Machine-to-machine: buyers will delegate purchasing to their own AI-powered agents at a high level, which will “negotiate” with software agents on the seller’s side through APIs or with an AI that scrapes and automates the seller’s human-facing interface. We can call this “bot commerce.” This will require a different kind of “experience” design and optimization by marketers. Instead of just UX (user experience) design for humans, it’s BX (bot experience) design for the variety of software agents interacting with a brand. Search engine optimization (SEO) is an example of this kind of marketing that plays to an audience of machines, as a way of reaching customers.
DATA = MACHINE-TO-MACHINE MARKETING
Whether serving in leading or supporting roles, software on the buyer’s side will grow to wield enormous influence over business outcomes. Marketing to machines will be a key dimension of marketing operations in this decade. And how do you best market to machines? Through data. Publishing the right data, the richest and most useful data, that’s discoverable, timely, accurate, and available in the channels and formats they prefer. This is one of the missions of big ops.

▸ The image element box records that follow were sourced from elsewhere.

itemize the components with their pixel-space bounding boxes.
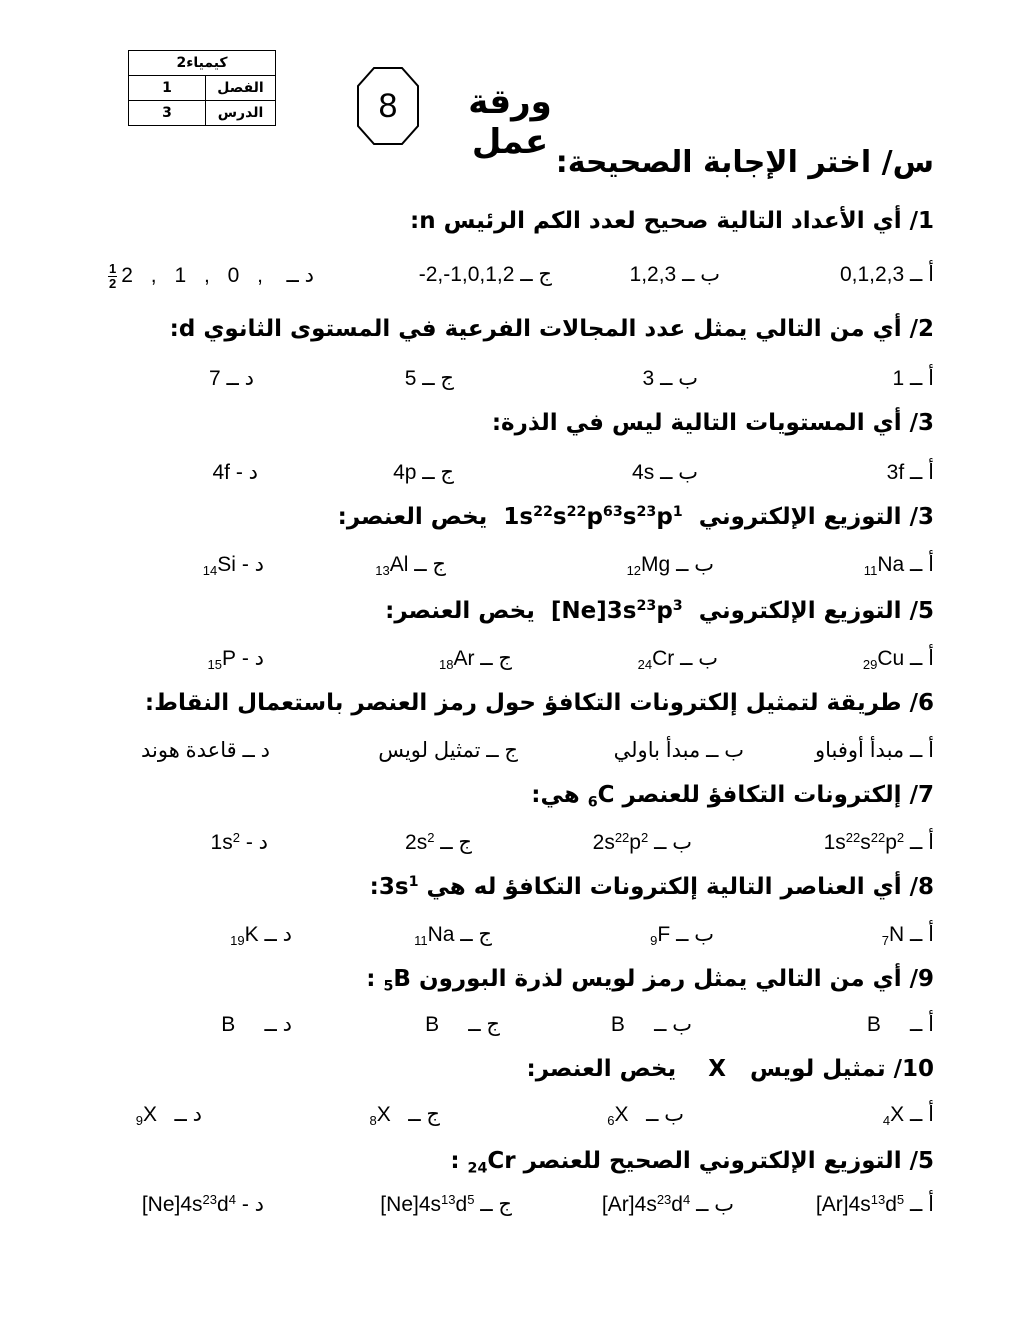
electron-config: $1s^{22}s^{22}p^{63}s^{23}p^1$ (503, 504, 683, 530)
option-a[interactable]: أ ــ 1 (892, 367, 934, 390)
options-5 (0, 646, 1020, 686)
option-d[interactable]: د - 4f (212, 461, 258, 484)
option-d[interactable]: د ــ $_9$X (135, 1103, 202, 1128)
options-9 (0, 1012, 1020, 1052)
option-d[interactable]: د ــ B (221, 1013, 292, 1036)
info-table (128, 50, 276, 126)
sheet-number-badge (356, 66, 420, 146)
option-a[interactable]: أ ــ مبدأ أوفباو (815, 739, 934, 762)
option-d[interactable]: د - $_{14}$Si (202, 553, 264, 578)
options-2 (0, 366, 1020, 406)
option-d[interactable]: د - $_{15}$P (207, 647, 264, 672)
option-c[interactable]: ج ــ B (425, 1013, 500, 1036)
option-c[interactable]: ج ــ 4p (393, 461, 454, 484)
lewis-symbol: B (610, 1013, 625, 1036)
option-b[interactable]: ب ــ 3 (642, 367, 698, 390)
option-c[interactable]: ج ــ $_{13}$Al (375, 553, 446, 578)
option-b[interactable]: ب ــ $_6$X (607, 1103, 684, 1128)
question-6: 6/ طريقة لتمثيل إلكترونات التكافؤ حول رمز العنصر باستعمال النقاط: (144, 690, 934, 716)
options-4 (0, 552, 1020, 592)
option-c[interactable]: ج ــ $2s^2$ (405, 829, 472, 854)
question-2: 2/ أي من التالي يمثل عدد المجالات الفرعية في المستوى الثانوي d: (169, 316, 934, 342)
option-a[interactable]: أ ــ $_7$N (881, 923, 934, 948)
option-b[interactable]: ب ــ B (610, 1013, 692, 1036)
question-3: 3/ أي المستويات التالية ليس في الذرة: (491, 410, 934, 436)
option-d[interactable]: د - $[Ne]4s^{23}d^4$ (141, 1191, 264, 1216)
option-a[interactable]: أ ــ 3f (886, 461, 934, 484)
option-c[interactable]: ج ــ $_8$X (369, 1103, 440, 1128)
options-3 (0, 460, 1020, 500)
option-c[interactable]: ج ــ $_{11}$Na (414, 923, 492, 948)
option-a[interactable]: أ ــ $_{11}$Na (863, 553, 934, 578)
question-1: 1/ أي الأعداد التالية صحيح لعدد الكم الرئيس n: (410, 208, 934, 234)
option-d[interactable]: د ــ $_{19}$K (230, 923, 292, 948)
option-c[interactable]: ج ــ $[Ne]4s^{13}d^5$ (380, 1191, 512, 1216)
option-b[interactable]: ب ــ $2s^{22}p^2$ (592, 829, 692, 854)
option-a[interactable]: أ ــ 0,1,2,3 (839, 263, 934, 286)
option-c[interactable]: ج ــ $_{18}$Ar (438, 647, 512, 672)
option-b[interactable]: ب ــ $_9$F (650, 923, 714, 948)
option-a[interactable]: أ ــ $1s^{22}s^{22}p^2$ (823, 829, 934, 854)
question-9: 9/ أي من التالي يمثل رمز لويس لذرة البورون $_5$B : (366, 966, 934, 995)
option-c[interactable]: ج ــ 5 (404, 367, 454, 390)
option-d[interactable]: د ــ 7 (208, 367, 254, 390)
chapter-label: الفصل (206, 76, 276, 101)
sheet-number: 8 (378, 87, 398, 125)
option-b[interactable]: ب ــ $[Ar]4s^{23}d^4$ (601, 1191, 734, 1216)
option-a[interactable]: أ ــ $_{29}$Cu (862, 647, 934, 672)
lesson-label: الدرس (206, 101, 276, 126)
options-10 (0, 1102, 1020, 1142)
option-b[interactable]: ب ــ $_{12}$Mg (626, 553, 714, 578)
option-d[interactable]: د ــ قاعدة هوند (141, 739, 270, 762)
options-6 (0, 738, 1020, 778)
question-7: 7/ إلكترونات التكافؤ للعنصر $_6$C هي: (531, 782, 934, 811)
question-5: 5/ التوزيع الإلكتروني $[Ne]3s^{23}p^3$ يخص العنصر: (385, 598, 934, 624)
element-symbol: $_{24}$Cr (467, 1148, 516, 1177)
electron-config: $[Ne]3s^{23}p^3$ (550, 598, 683, 624)
option-c[interactable]: ج ــ -2,-1,0,1,2 (418, 263, 552, 286)
option-a[interactable]: أ ــ $[Ar]4s^{13}d^5$ (815, 1191, 934, 1216)
question-11: 5/ التوزيع الإلكتروني الصحيح للعنصر $_{24}$Cr : (450, 1148, 934, 1177)
options-11 (0, 1192, 1020, 1232)
element-symbol: $_6$C (587, 782, 615, 811)
options-7 (0, 830, 1020, 870)
chapter-value: 1 (129, 76, 206, 101)
instruction: س/ اختر الإجابة الصحيحة: (555, 145, 934, 180)
lewis-symbol: X (708, 1056, 726, 1082)
options-8 (0, 922, 1020, 962)
option-a[interactable]: أ ــ $_4$X (882, 1103, 934, 1128)
fraction: $\frac{1}{2}$ (109, 261, 117, 291)
question-8: 8/ أي العناصر التالية إلكترونات التكافؤ له هي $3s^1$: (369, 874, 934, 900)
option-d[interactable]: د - $1s^2$ (210, 829, 268, 854)
element-symbol: $_5$B (383, 966, 411, 995)
option-b[interactable]: ب ــ 4s (632, 461, 698, 484)
option-c[interactable]: ج ــ تمثيل لويس (378, 739, 518, 762)
sheet-title: ورقة عمل (468, 82, 552, 162)
lewis-symbol: B (425, 1013, 440, 1036)
option-a[interactable]: أ ــ B (866, 1013, 934, 1036)
option-d[interactable]: د ــ $\frac{1}{2}$ 2 , 1 , 0 , (109, 261, 314, 291)
options-1 (0, 262, 1020, 302)
option-b[interactable]: ب ــ مبدأ باولي (613, 739, 744, 762)
lewis-symbol: B (866, 1013, 881, 1036)
electron-config: $3s^1$ (378, 874, 419, 900)
option-b[interactable]: ب ــ $_{24}$Cr (637, 647, 718, 672)
question-10: 10/ تمثيل لويس X يخص العنصر: (526, 1056, 934, 1082)
question-4: 3/ التوزيع الإلكتروني $1s^{22}s^{22}p^{63}s^{23}p^1$ يخص العنصر: (337, 504, 934, 530)
option-b[interactable]: ب ــ 1,2,3 (629, 263, 720, 286)
subject-cell: كيمياء2 (129, 51, 276, 76)
lesson-value: 3 (129, 101, 206, 126)
lewis-symbol: B (221, 1013, 236, 1036)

Harmonizing the collaboration between humans and machines will be one of the most exciting and innovative aspects of marketing over these next ten years. It will introduce new complexity to marketing’s environment, but martech software will evolve to help manage that complexity. This period of constant innovation will also ensure there is no lack of opportunity for humans to add value in the continually shifting discipline of marketing.
The way machines will take your job in marketing is if you fail to keep up in learning how to use them.